Für BetriebsrätInnen, die gegen Gewalt im Job aktiv werden wollen, hat die Gewerkschaft vida eine Musterbetriebsvereinbarung ausgearbeitet. Darin ist einerseits das Bekenntnis zum wertschätzenden Umgang miteinander festgehalten. Andererseits sieht die Vereinbarung verbindliche Leitlinien für den Umgang mit Gewalt im Betrieb vor - also Maßnahmen, die in Kraft treten, wenn sich jemand nicht an diese Regeln hält oder die Gewalt durch Dritte - Kunden/-innen, PatientInnen - ausgeht. Als erstes Unternehmen nach vida hat die Privatklinik Goldenes Kreuz die ausgearbeitete Vereinbarung gegen Belästigung und Gewalt am Arbeitsplatz unterzeichnet.

Gemeinsam aktiv

Auch Austro Control, Österreichs Flugsicherungsunternehmen, hat den unterschiedlichen Formen von Gewalt am ­Arbeitsplatz den Kampf angesagt. Und dabei ziehen BetriebsrätInnen und Dienstgeber an einem Strang. Mit einer Betriebsvereinbarung haben nämlich sowohl Belegschaftsvertretung als auch Geschäftsleitung ein wirksames Instrument, um erstmals strukturiert, ergebnisorientiert und vor allem verbindlich mit allen Facetten der Gewalt im Job umgehen zu können, ist Betriebsratsvorsitzender Norbert Payr überzeugt.

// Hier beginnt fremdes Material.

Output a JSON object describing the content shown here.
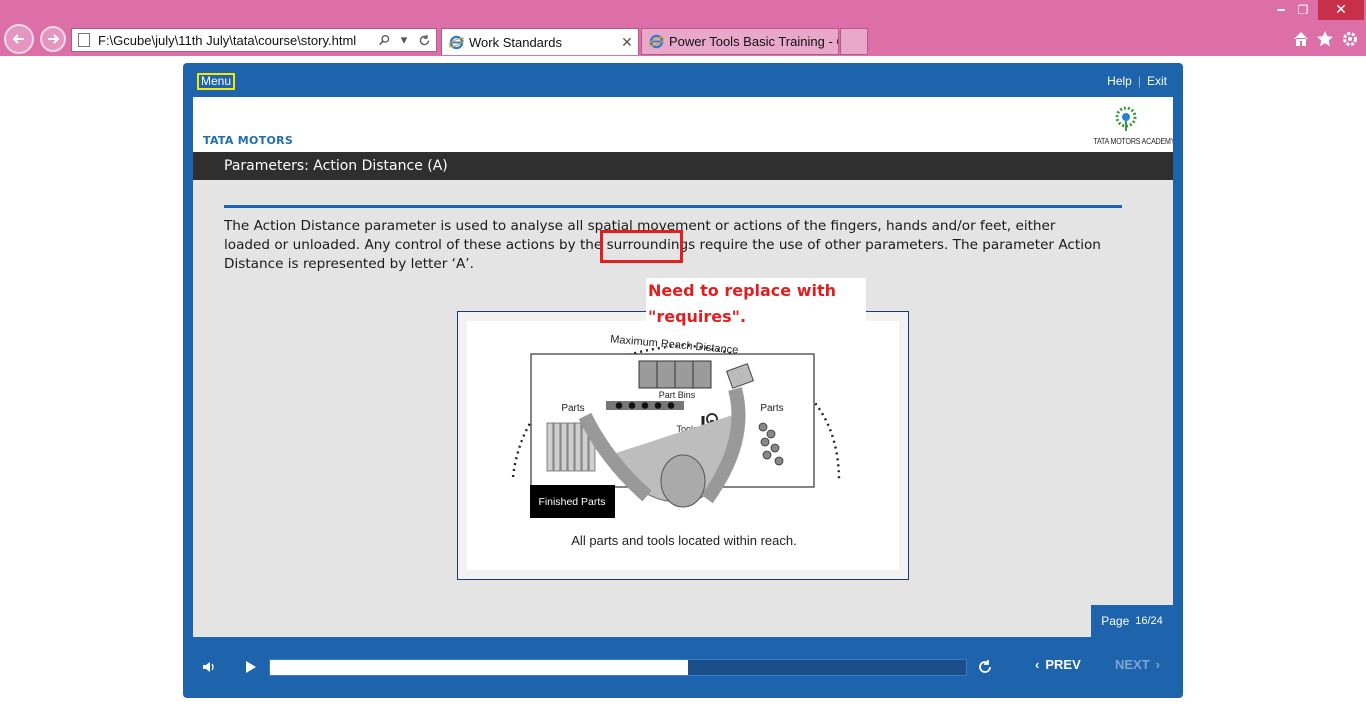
{
  "browser": {
    "address": "F:\\Gcube\\july\\11th July\\tata\\course\\story.html",
    "tabs": [
      {
        "label": "Work Standards",
        "active": true
      },
      {
        "label": "Power Tools Basic Training - C...",
        "active": false
      }
    ],
    "accent": "#dc6fa8"
  },
  "player": {
    "menu_label": "Menu",
    "help_label": "Help",
    "exit_label": "Exit",
    "brand_left": "TATA MOTORS",
    "brand_right": "TATA MOTORS ACADEMY",
    "title": "Parameters: Action Distance (A)",
    "body": "The Action Distance parameter is used to analyse all spatial movement or actions of the fingers, hands and/or feet, either loaded or unloaded. Any control of these actions by the surroundings require the use of other parameters. The parameter Action Distance is represented by letter ‘A’.",
    "callout": "Need to replace with \"requires\".",
    "diagram": {
      "arc_label": "Maximum Reach Distance",
      "bins_label": "Part Bins",
      "parts_left": "Parts",
      "parts_right": "Parts",
      "tools_label": "Tools",
      "finished_label": "Finished Parts",
      "caption": "All parts and tools located within reach."
    },
    "page_label": "Page",
    "page_num": "16/24",
    "progress_fraction": 0.6,
    "prev_label": "PREV",
    "next_label": "NEXT",
    "frame_color": "#1d64ad",
    "highlight_color": "#e02020"
  }
}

Kernstück der Vereinbarung, die derzeit mit Unterstützung der Gewerkschaft vida ausgearbeitet wird, ist eine betriebliche Beratungsstelle. Sie soll sich kontinuierlich mit den verschiedenen Gewaltformen - von Beleidigungen über Mobbing bis hin zu tätlichen Angriffen - beschäftigen und den MitarbeiterInnen mit Rat und Tat zur Seite stehen. Darüber hinaus sind Schulungen für alle Beschäftigte und Führungskräfte angedacht. So wollen die BetriebsrätInnen der Austro Control Bewusstsein und Sensibilität für das brisante Thema schaffen. Damit »Gewalt-Phänomene« frühzeitig erkannt werden oder im besten Fall gar nicht erst entstehen.

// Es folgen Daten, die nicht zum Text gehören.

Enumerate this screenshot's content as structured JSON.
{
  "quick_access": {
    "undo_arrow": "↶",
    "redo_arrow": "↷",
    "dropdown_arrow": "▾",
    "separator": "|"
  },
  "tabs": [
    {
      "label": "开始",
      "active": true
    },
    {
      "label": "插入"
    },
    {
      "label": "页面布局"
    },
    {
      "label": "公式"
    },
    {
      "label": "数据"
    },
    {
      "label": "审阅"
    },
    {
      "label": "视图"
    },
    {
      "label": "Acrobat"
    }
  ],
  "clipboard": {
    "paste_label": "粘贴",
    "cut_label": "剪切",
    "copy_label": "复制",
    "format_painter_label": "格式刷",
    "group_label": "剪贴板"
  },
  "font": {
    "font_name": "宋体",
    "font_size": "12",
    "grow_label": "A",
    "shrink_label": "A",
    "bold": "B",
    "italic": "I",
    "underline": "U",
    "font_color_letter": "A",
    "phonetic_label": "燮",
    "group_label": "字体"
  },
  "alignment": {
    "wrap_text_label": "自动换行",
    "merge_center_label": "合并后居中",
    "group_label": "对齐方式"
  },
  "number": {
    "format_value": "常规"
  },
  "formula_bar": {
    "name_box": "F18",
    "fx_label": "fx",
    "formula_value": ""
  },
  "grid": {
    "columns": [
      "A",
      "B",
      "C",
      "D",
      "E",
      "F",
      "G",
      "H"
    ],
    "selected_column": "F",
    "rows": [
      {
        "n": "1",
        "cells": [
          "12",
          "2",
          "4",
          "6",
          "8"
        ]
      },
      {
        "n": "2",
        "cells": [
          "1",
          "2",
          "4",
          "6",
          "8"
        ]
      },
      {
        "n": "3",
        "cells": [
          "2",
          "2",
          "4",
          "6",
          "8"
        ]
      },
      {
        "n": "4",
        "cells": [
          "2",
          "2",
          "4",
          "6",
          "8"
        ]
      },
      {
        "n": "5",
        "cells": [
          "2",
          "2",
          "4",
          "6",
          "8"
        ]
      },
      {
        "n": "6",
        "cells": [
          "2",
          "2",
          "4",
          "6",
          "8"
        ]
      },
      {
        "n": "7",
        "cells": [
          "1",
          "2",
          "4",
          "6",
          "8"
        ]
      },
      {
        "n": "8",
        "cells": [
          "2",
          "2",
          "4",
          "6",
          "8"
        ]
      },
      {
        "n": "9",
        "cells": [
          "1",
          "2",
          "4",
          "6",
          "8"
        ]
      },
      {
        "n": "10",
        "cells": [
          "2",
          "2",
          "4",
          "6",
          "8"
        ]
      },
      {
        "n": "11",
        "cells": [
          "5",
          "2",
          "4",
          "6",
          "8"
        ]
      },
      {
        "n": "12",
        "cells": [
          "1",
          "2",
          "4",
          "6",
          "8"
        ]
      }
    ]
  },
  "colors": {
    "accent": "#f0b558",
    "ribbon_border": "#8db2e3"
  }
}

Die Musterbetriebsvereinbarung gibt es unter www.tatortarbeitsplatz.at im Internet - der Informationsplattform zur vida-Initiative. Hier finden sich neben den detaillierten Umfrageergebnissen Informationen zu den Service- und Hilfsleistungen der Gewerkschaft, zu der geltenden Rechtslage und den Forderungen von vida. Darüber hinaus kommen ExpertInnen wie beispielsweise Kriminalpsychologe Dr. Thomas Müller, aber auch BetriebsrätInnen und Betroffene zu Wort.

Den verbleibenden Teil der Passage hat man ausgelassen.